Articulação feminina – Nas escutas do projeto Ver-o-Cuidado durante o mês de julho, as vozes das mulheres reforçaram pautas como corresponsabilidade, oportunidades, reconhecimento, investimento, segurança, respeito. Foram as mulheres que na maior parte do tempo conduziram os debates, compartilhando suas vivências e perspectivas enquanto principais responsáveis pela manutenção de histórias, famílias e culturas dentro de seus contextos sociais.
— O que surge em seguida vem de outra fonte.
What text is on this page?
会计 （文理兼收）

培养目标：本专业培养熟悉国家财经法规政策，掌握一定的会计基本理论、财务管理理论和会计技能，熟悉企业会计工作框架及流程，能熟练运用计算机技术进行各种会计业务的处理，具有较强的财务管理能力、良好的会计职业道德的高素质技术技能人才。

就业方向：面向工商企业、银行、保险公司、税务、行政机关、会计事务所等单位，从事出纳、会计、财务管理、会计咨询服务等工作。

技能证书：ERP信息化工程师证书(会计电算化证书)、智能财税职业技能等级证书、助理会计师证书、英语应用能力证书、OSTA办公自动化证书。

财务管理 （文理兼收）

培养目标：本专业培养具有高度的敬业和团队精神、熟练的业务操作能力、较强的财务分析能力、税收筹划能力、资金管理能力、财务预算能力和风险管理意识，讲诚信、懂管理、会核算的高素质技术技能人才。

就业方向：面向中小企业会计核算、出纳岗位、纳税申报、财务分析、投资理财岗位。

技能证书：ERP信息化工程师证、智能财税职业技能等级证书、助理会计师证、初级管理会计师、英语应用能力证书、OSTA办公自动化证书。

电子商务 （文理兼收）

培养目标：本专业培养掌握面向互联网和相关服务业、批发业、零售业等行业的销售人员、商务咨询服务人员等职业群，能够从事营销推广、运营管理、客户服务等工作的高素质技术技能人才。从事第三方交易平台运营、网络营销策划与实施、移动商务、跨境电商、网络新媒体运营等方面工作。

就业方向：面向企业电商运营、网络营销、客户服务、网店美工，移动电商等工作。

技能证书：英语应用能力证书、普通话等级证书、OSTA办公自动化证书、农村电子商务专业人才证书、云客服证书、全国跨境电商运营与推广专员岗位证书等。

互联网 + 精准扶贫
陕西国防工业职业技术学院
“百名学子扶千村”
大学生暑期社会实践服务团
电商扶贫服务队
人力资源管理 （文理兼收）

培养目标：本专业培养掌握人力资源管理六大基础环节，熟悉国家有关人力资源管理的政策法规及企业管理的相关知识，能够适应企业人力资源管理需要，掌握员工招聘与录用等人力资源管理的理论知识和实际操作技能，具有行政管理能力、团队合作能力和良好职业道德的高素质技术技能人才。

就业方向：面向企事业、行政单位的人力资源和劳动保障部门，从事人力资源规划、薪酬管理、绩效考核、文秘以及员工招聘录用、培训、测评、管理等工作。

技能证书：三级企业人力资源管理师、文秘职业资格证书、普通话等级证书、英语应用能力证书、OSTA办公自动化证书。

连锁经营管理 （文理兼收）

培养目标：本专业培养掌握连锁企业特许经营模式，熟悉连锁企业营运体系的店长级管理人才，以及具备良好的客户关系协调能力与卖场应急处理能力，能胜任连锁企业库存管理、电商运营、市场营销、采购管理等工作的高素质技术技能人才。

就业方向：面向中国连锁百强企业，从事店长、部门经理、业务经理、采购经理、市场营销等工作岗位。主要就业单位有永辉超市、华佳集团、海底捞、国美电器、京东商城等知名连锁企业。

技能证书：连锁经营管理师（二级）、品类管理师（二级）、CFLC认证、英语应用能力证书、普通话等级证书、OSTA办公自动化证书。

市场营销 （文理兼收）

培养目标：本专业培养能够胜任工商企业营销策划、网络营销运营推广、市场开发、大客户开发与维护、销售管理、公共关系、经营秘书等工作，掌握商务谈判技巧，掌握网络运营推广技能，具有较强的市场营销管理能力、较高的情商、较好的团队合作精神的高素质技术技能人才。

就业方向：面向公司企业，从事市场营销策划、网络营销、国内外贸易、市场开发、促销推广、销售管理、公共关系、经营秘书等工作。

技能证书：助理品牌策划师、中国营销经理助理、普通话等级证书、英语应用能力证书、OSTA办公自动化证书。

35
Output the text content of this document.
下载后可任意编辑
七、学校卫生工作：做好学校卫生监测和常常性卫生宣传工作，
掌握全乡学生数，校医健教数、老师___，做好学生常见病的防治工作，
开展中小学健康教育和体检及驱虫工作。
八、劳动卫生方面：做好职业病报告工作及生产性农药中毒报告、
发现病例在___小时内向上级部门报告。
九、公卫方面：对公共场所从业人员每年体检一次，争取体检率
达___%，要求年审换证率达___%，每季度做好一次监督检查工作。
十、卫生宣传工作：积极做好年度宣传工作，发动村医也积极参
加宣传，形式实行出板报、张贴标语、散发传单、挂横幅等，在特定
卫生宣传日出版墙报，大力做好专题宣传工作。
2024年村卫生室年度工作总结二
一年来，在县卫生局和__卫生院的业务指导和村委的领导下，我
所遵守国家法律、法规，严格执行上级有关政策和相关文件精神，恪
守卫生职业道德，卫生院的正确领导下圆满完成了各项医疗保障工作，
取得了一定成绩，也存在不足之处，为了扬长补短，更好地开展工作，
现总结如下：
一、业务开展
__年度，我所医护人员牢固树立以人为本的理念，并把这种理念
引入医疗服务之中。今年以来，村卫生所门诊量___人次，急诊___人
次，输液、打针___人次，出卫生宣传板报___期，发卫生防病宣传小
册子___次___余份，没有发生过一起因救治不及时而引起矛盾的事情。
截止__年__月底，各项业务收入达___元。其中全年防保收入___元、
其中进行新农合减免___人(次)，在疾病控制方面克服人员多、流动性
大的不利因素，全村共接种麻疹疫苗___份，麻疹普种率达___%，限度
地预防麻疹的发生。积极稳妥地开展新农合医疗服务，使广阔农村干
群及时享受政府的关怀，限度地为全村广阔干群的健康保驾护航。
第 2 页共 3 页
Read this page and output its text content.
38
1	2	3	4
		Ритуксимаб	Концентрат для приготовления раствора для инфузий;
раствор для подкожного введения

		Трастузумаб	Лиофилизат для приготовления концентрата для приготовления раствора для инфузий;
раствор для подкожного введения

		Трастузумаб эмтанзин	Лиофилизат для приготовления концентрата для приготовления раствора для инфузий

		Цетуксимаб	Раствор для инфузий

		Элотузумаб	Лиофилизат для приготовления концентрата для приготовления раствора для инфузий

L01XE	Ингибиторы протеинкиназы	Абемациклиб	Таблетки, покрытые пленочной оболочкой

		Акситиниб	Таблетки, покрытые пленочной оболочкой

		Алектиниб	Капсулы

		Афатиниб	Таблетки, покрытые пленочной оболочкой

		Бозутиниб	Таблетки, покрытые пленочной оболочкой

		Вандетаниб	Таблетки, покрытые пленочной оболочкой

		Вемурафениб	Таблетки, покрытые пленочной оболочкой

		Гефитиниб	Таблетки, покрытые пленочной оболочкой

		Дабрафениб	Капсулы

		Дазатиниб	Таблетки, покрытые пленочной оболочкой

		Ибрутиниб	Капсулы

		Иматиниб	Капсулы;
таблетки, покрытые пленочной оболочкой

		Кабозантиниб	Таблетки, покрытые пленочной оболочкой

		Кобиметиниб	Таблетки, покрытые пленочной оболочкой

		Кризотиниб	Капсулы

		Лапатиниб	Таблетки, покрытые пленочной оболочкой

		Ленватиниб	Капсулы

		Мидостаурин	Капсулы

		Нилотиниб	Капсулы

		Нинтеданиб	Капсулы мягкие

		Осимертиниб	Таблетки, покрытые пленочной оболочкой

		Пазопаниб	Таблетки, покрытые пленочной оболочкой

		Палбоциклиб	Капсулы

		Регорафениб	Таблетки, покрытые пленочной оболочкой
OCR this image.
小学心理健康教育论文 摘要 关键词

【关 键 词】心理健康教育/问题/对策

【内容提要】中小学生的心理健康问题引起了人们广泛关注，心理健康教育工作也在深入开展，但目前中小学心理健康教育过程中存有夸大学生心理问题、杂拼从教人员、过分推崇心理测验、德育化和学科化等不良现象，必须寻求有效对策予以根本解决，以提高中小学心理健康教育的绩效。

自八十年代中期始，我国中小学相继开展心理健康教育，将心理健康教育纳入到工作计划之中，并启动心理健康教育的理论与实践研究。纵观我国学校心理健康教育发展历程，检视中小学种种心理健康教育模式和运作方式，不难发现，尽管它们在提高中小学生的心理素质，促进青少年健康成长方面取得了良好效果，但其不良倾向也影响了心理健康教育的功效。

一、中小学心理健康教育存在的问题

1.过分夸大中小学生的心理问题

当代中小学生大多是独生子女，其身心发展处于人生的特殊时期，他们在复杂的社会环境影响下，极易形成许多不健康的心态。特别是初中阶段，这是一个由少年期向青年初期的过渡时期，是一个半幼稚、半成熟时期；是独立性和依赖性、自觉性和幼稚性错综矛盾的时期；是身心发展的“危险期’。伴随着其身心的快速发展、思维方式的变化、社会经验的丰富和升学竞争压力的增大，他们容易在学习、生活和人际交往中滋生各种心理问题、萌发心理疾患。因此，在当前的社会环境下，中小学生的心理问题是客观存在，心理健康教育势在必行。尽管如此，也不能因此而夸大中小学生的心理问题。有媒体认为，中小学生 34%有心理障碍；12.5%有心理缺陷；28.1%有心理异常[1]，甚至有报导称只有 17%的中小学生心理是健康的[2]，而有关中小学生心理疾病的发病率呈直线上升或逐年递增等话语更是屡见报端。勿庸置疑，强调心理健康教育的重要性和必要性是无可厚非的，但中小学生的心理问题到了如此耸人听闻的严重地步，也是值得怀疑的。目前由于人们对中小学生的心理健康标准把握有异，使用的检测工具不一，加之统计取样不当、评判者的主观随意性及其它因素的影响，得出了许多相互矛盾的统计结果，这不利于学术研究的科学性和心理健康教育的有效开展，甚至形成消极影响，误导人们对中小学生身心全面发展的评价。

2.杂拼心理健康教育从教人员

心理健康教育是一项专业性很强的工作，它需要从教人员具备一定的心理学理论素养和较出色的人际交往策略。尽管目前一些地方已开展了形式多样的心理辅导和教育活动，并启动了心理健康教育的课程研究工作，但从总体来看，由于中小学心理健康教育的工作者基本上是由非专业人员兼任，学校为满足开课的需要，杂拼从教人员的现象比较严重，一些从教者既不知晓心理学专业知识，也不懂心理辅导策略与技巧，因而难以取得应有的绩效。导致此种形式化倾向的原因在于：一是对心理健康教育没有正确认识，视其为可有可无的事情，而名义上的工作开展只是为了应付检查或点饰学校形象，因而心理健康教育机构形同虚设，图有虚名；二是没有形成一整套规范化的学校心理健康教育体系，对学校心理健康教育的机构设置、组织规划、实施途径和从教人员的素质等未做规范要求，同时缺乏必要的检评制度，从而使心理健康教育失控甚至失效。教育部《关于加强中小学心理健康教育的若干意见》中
“A nossa principal pauta enquanto trancistas é o reconhecimento da profissão, para que se perceba a função de saúde e bem-estar dessas profissionais, dando visibilidade para esse ofício que ainda é muito impactado pelo racismo e, por isso, não é visto como profissão. É muito importante que a gente se enxergue, se reconheça e se aproxime em busca desse movimento”, conta Gisele Ferreira, que há mais de 10 anos trabalha com trançado afro.
O Dia Internacional da Mulher Negra Latino-Americana e Caribenha foi instituído em 1992, quando foi realizado o primeiro encontro de mulheres negras latino-americanas e caribenhas em Santo Domingo, na República Dominicana. No Brasil, a data também marca o Dia Nacional de Tereza de Benguela e da Mulher Negra, em homenagem à líder quilombola do século XVII. Para Elza Rodrigues, datas como essas relembram e incentivam as mulheres a continuarem ocupando espaços em busca da representação de suas pautas.
“O papel de protagonismo das mulheres negras é inquestionável. Do encontro de Santo Domingo para cá, se fizermos um retrospecto de todas as conquistas raciais, muitas delas tiveram lá o DNA das mulheres negras. Hoje vemos um aumento no número de entidades negras especialmente conduzidas por mulheres. Essa é uma caminhada positiva, mas é evidente que ainda há muito a se transformar”, afirma.
Ver-o-Cuidado – O projeto Ver-o-Cuidado é uma parceria entre ONU Mulheres, Prefeitura de Belém (PA) e Fundação Papa João XIII (Funpapa), com apoio da Open Society Foundations, que tem por objetivo estabelecer um piloto de Sistema Municipal de Cuidados no município. Iniciado em maio de 2022, o projeto é desenvolvido em duas frentes. A primeira tem como foco o apoio à gestão municipal e às instituições públicas na elaboração e implementação desse sistema de cuidado. Paralelamente a essa construção, as atividades também alcançarão as trabalhadoras do cuidado, remuneradas ou não, atuando no desenvolvimento de suas capacidades nos aspectos pessoais e profissionais, para que acessem trabalho decente e autonomia econômica.
A iniciativa é conduzida por um comitê gestor do qual fazem parte 12 organizações: Fundação Papa João XXIII (Funpapa), Secretaria Municipal de Administração da Prefeitura de Belém (Semad), Secretaria Municipal de Educação de Belém (Semec), Secretaria Municipal de Saúde de Belém (Sesma), Banco do Povo de Belém, Coordenadoria da Mulher de Belém (Combel), Coordenadoria Antirracista (Coant), Coordenação das Políticas de Segurança Alimentar e Nutricional (Copsan), Coordenadoria da Diversidade Sexual (CDS), Coordenadoria de Comunicação Social de Belém (Comus), Instituto de Assistência à Saúde dos Servidores Públicos do Município de Belém (Iasb) e ONU Mulheres.